If $a,b,c,d$ denote four bounded operators on Banach spaces, let $$ A=\begin{pmatrix} a&b\\ c&d \end{pmatrix} $$
Can the spectral radius of $A$ be linked to those of $a,b,c,d$ ?
For example, if $c=0$, then I would guess that $r(A)=\max(r(a),r(b))$, is that the case ? Also, can this be generalized to a 3x3 matrix ? Or to a $n\times n$ matrix ?

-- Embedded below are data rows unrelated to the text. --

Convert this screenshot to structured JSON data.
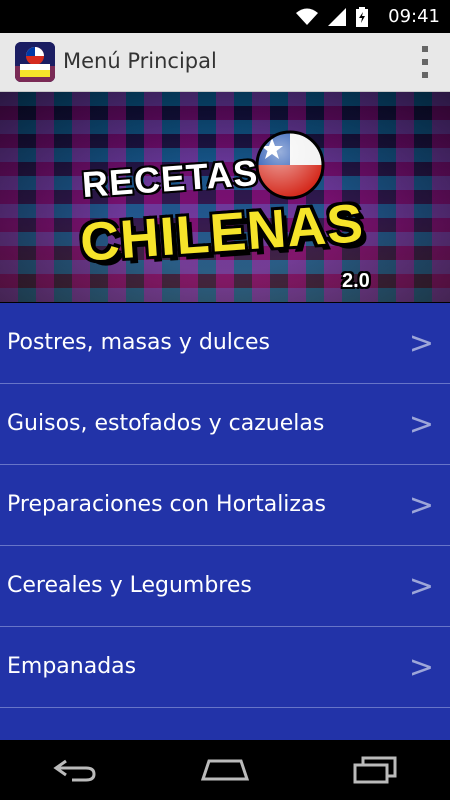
{
  "status_bar": {
    "time": "09:41",
    "icons": [
      "wifi-icon",
      "signal-icon",
      "battery-icon"
    ]
  },
  "action_bar": {
    "title": "Menú Principal",
    "overflow_icon": "overflow-menu-icon"
  },
  "banner": {
    "logo_line1": "RECETAS",
    "logo_line2": "CHILENAS",
    "logo_version": "2.0"
  },
  "menu": {
    "items": [
      {
        "label": "Postres, masas y dulces",
        "chevron": ">"
      },
      {
        "label": "Guisos, estofados y cazuelas",
        "chevron": ">"
      },
      {
        "label": "Preparaciones con Hortalizas",
        "chevron": ">"
      },
      {
        "label": "Cereales y Legumbres",
        "chevron": ">"
      },
      {
        "label": "Empanadas",
        "chevron": ">"
      },
      {
        "label": "",
        "chevron": ">"
      }
    ]
  },
  "colors": {
    "menu_bg": "#2233a8",
    "divider": "#6775c8",
    "action_bar_bg": "#e8e8e8"
  },
  "nav_bar": {
    "buttons": [
      "back-icon",
      "home-icon",
      "recents-icon"
    ]
  }
}
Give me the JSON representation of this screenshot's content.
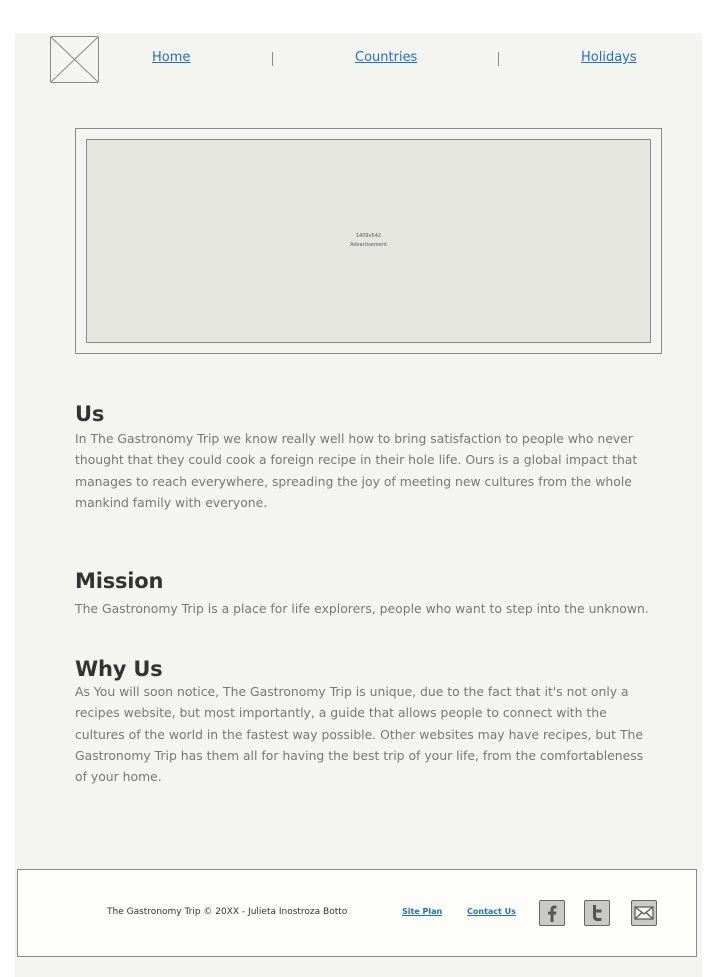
{
  "header": {
    "logo_icon": "image-placeholder-icon",
    "nav": [
      {
        "label": "Home"
      },
      {
        "label": "Countries"
      },
      {
        "label": "Holidays"
      }
    ]
  },
  "ad": {
    "size": "1409x542",
    "label": "Advertisement"
  },
  "sections": [
    {
      "title": "Us",
      "text": "In The Gastronomy Trip we know really well how to bring satisfaction to people who never thought that they could cook a foreign recipe in their hole life. Ours is a global impact that manages to reach everywhere, spreading the joy of meeting new cultures from the whole mankind family with everyone."
    },
    {
      "title": "Mission",
      "text": "The Gastronomy Trip is a place for life explorers, people who want to step into the unknown."
    },
    {
      "title": "Why Us",
      "text": "As You will soon notice, The Gastronomy Trip is unique, due to the fact that it's not only a recipes website, but most importantly, a guide that allows people to connect with the cultures of the world in the fastest way possible. Other websites may have recipes, but The Gastronomy Trip has them all for having the best trip of your life, from the comfortableness of your home."
    }
  ],
  "footer": {
    "copyright": "The Gastronomy Trip © 20XX - Julieta Inostroza Botto",
    "links": [
      {
        "label": "Site Plan"
      },
      {
        "label": "Contact Us"
      }
    ],
    "social": [
      {
        "icon": "facebook-icon"
      },
      {
        "icon": "twitter-icon"
      },
      {
        "icon": "email-icon"
      }
    ]
  }
}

If $c = 0$ then the spectrum of $A$ is contained in the union of the spectra of $a$ and $d$. In fact, if $a-\lambda I$ and $d - \lambda I$ are invertible then $$ \pmatrix{a-\lambda I & b\cr 0 & d - \lambda I}^{-1} = \pmatrix{ (a-\lambda I)^{-1} & - (a - \lambda I)^{-1} b (d - \lambda I)^{-1}\cr 0 & (d-\lambda I)^{-1}}$$ This generalizes to $n \times n$ upper triangular matrices of operators, since e.g. you can write $$ \pmatrix{a & b & c\cr 0 & d & e\cr 0 & 0 & f} = \pmatrix{A & B\cr 0 & f}$$ where $$ A = \pmatrix{a & b\cr 0 & d},\ B = \pmatrix{c\cr e\cr}$$